Manila Bulletin

Top stocks for the week Eyes on firms’ earnings report

- By MADELAINE B. MIRAFLOR

As the market takes a break from its positive momentum, more and more companies are now set to release its full-year 2017 earnings results, which is hoped to provide more optimism than a drag for Philippine shares.

“Earnings review begins. Banks such as Metropolit­an Bank and Trust Company (with 10-percent core income growth to R18.2 billion) have published preliminar­y 2017 numbers, and more are bound to follow in the coming weeks,” Online brokerage 2TradeAsia.com said.

“Part of this list would be telco shares, with Globe Telecom, Inc. set to announce (earnings) on February 6,” it added.

The brokerage firm said the attention for the telco sector should zero-in on the impact of the third player’s entry and balancing pricing versus regulatory structure frequencie­s.

For this week, 2TradeAsia said the spotlight will also revert to the local monetary authority during their first meeting for this year following the Federal Reserve’s status quo on US interest rates.
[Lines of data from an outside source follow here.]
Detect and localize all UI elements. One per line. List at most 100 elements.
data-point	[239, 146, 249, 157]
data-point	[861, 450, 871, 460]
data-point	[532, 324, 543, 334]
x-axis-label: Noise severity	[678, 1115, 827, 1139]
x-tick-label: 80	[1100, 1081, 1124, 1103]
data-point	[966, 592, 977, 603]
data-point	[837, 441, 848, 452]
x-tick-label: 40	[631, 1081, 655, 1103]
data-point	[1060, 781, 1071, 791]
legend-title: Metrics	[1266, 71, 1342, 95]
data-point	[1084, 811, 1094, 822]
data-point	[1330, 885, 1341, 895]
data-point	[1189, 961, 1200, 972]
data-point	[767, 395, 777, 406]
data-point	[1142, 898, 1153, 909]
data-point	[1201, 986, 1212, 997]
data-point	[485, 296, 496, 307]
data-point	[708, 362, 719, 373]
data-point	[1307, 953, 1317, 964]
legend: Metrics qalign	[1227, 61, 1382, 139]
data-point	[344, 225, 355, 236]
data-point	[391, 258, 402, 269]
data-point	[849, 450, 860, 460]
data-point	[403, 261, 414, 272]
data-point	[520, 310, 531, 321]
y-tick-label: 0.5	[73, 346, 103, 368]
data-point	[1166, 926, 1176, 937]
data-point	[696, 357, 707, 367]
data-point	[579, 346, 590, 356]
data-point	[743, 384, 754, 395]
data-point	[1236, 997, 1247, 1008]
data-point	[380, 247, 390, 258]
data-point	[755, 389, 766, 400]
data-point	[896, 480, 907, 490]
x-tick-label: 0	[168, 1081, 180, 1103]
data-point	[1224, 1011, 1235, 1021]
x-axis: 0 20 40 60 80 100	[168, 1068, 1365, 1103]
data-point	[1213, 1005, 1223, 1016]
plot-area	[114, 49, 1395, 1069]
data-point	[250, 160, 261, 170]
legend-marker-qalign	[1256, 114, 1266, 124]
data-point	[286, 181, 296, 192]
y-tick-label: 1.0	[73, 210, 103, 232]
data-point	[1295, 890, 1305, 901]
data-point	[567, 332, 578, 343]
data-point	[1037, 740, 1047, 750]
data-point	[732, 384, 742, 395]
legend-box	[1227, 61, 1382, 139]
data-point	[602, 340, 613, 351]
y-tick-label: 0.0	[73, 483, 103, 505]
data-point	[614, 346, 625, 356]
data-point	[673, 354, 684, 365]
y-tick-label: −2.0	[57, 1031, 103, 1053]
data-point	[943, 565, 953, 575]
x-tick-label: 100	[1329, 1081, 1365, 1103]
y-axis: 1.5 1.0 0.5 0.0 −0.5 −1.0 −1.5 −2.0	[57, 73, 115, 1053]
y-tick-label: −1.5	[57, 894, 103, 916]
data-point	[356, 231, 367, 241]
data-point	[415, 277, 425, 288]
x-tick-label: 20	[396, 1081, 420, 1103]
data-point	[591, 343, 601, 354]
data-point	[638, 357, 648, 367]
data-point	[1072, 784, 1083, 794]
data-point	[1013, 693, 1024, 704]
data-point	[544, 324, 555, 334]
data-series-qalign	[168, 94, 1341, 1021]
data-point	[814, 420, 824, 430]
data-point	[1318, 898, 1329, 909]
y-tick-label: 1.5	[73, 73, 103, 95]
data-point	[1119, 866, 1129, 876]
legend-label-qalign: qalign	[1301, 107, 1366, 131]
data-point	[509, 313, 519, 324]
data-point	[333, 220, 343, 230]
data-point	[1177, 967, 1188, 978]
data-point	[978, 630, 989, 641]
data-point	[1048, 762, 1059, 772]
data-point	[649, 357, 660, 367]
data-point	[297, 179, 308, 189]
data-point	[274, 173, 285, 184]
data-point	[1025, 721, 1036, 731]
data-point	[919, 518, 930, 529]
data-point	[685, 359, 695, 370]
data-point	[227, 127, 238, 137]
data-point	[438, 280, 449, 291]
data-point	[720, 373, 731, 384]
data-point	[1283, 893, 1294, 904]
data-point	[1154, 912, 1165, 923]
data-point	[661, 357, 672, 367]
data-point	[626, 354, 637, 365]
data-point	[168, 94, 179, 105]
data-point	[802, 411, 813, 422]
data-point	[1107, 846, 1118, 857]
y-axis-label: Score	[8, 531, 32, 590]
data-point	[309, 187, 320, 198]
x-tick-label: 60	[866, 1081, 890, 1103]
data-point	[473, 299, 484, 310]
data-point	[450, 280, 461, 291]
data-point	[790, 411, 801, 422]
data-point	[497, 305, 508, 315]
“Given hints from officials, the peso-dollar rate is still within range and no significan­t spikes is seen for consumer prices. Players are pricing in for local interest rates to remain firm,” the brokerage firm said. 2TradeAsia.com is also looking at catalysts from alliance angles. “The administra­tion’s hybrid PPP is among the catalyst we see to bring the ‘Build, Build, Build’ rollout to fruition,” it said.

The massive size of infrabased projects, it added, should reinforce alliances, specifical­ly in financing and technical proficienc­y. This would make it equitable in managing risks and returns, given the long gestation period of projects. “The Philippine­s could entice more direct foreign investment­s,” 2TradeAsia said.

On Friday, the local shares managed to recover from days of losses, ending the week on positive territory. The Philippine Stock Exchange index (PSEi) settled at 8,810.75, down 230 points week on week or by 2.6 percent.

Analysts consider last week’s series of decline as “healthy breather” after days of run-up.

“After hitting 9,078 last January 29, the mart has already retraced three percent but gauges are still on an ascending long-term trend. Similar to past trends, gyrations within 8,650 to 9,000 (will) support longer upward channels. Buy gradually on weakness,” 2TradeAsia further suggested.

For this week, support is pegged at 8,750 to 8,770, while resistance is at 8,900 to 8,950.